Дальше начинается совсем уж абсурдное действо — с предъявлением обвинения и передачей дела в Таганский суд. В книге Виктории Ломаско и Антона Николаева это все предисловие. Сама же рисованная история представляет собой хронику событий, которые происходили в здании суда и на площадке перед ним. Время действия: жаркое лето 2010-го. Главные герои: судья Александрова, деятель РНЕ и «Народного собора» Олег Кассин, священники, Самодуров и Ерофеев. Массовка: пожилые женщины в платках, выставку лично не посетившие, но готовые свидетельствовать. В эпизодических ролях: милиционеры, которым только предстоит стать полицейскими, западные журналисты, группа «Война», настоятель храма Николы в Пыжах (прославился цитатой: «По поводу осквернителей можно вспомнить слова Иоанна Златоуста: «Сокруши ему зубы и освяти десницы»). Реквизит: православная литература, майки с надписью «возбуждаю ненависть», шпаргалки с правильными ответами свидетелей, мадагаскарские тараканы.

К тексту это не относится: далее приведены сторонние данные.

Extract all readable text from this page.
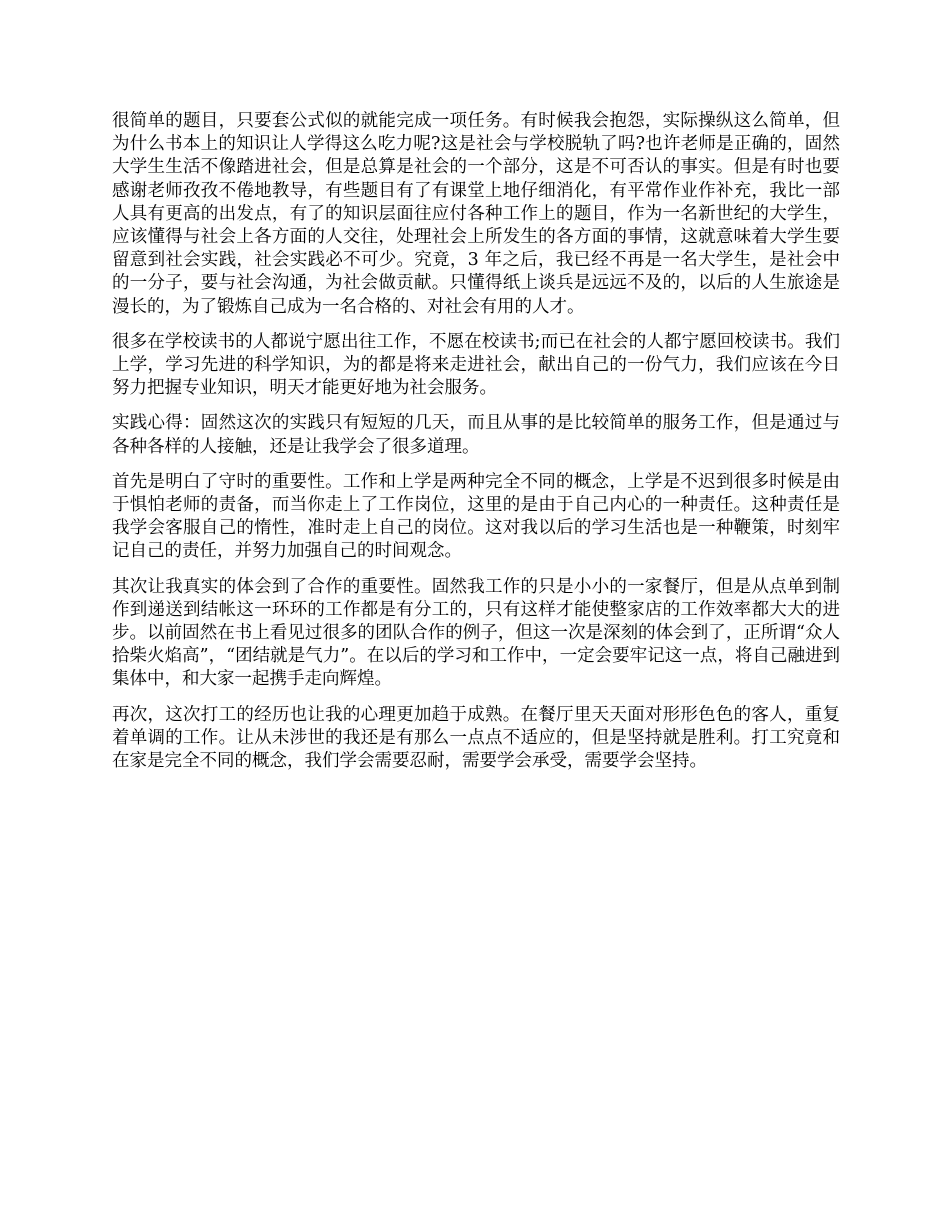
很简单的题目，只要套公式似的就能完成一项任务。有时候我会抱怨，实际操纵这么简单，但为什么书本上的知识让人学得这么吃力呢?这是社会与学校脱轨了吗?也许老师是正确的，固然大学生生活不像踏进社会，但是总算是社会的一个部分，这是不可否认的事实。但是有时也要感谢老师孜孜不倦地教导，有些题目有了有课堂上地仔细消化，有平常作业作补充，我比一部人具有更高的出发点，有了的知识层面往应付各种工作上的题目，作为一名新世纪的大学生，应该懂得与社会上各方面的人交往，处理社会上所发生的各方面的事情，这就意味着大学生要留意到社会实践，社会实践必不可少。究竟，3 年之后，我已经不再是一名大学生，是社会中的一分子，要与社会沟通，为社会做贡献。只懂得纸上谈兵是远远不及的，以后的人生旅途是漫长的，为了锻炼自己成为一名合格的、对社会有用的人才。

很多在学校读书的人都说宁愿出往工作，不愿在校读书;而已在社会的人都宁愿回校读书。我们上学，学习先进的科学知识，为的都是将来走进社会，献出自己的一份气力，我们应该在今日努力把握专业知识，明天才能更好地为社会服务。

实践心得：固然这次的实践只有短短的几天，而且从事的是比较简单的服务工作，但是通过与各种各样的人接触，还是让我学会了很多道理。

首先是明白了守时的重要性。工作和上学是两种完全不同的概念，上学是不迟到很多时候是由于惧怕老师的责备，而当你走上了工作岗位，这里的是由于自己内心的一种责任。这种责任是我学会客服自己的惰性，准时走上自己的岗位。这对我以后的学习生活也是一种鞭策，时刻牢记自己的责任，并努力加强自己的时间观念。

其次让我真实的体会到了合作的重要性。固然我工作的只是小小的一家餐厅，但是从点单到制作到递送到结帐这一环环的工作都是有分工的，只有这样才能使整家店的工作效率都大大的进步。以前固然在书上看见过很多的团队合作的例子，但这一次是深刻的体会到了，正所谓“众人拾柴火焰高”，“团结就是气力”。在以后的学习和工作中，一定会要牢记这一点，将自己融进到集体中，和大家一起携手走向辉煌。

再次，这次打工的经历也让我的心理更加趋于成熟。在餐厅里天天面对形形色色的客人，重复着单调的工作。让从未涉世的我还是有那么一点点不适应的，但是坚持就是胜利。打工究竟和在家是完全不同的概念，我们学会需要忍耐，需要学会承受，需要学会坚持。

Судебные зарисовки Виктории Ломаско только формально связаны с англо-американской традицией графических репортажей (в США и Великобритании, как известно, редко позволяют приходить на процесс с камерой). У того, что она делала, гораздо больше общего с «картинками», которые передавали на волю из сталинских лагерей (отдельные экземпляры имеются в собрании того же Сахаровского центра). Речь прежде всего об атмосфере абсурда — градус этого абсурда детские, буквальные, «наивные» рисунки передают более чем достоверно. Судя по этим рисункам, в Таганском суде столкнулось не обвинение с защитой, а разные цивилизации. Победило (почти победило) средневековье: борцы с бесами («Кто-то из художников в прошлый раз грыз решетку, пена шла изо рта, бесы — они на все способны») добились для Ерофеева с Самодуровым пусть не тюремного заключения, но внушительных штрафов.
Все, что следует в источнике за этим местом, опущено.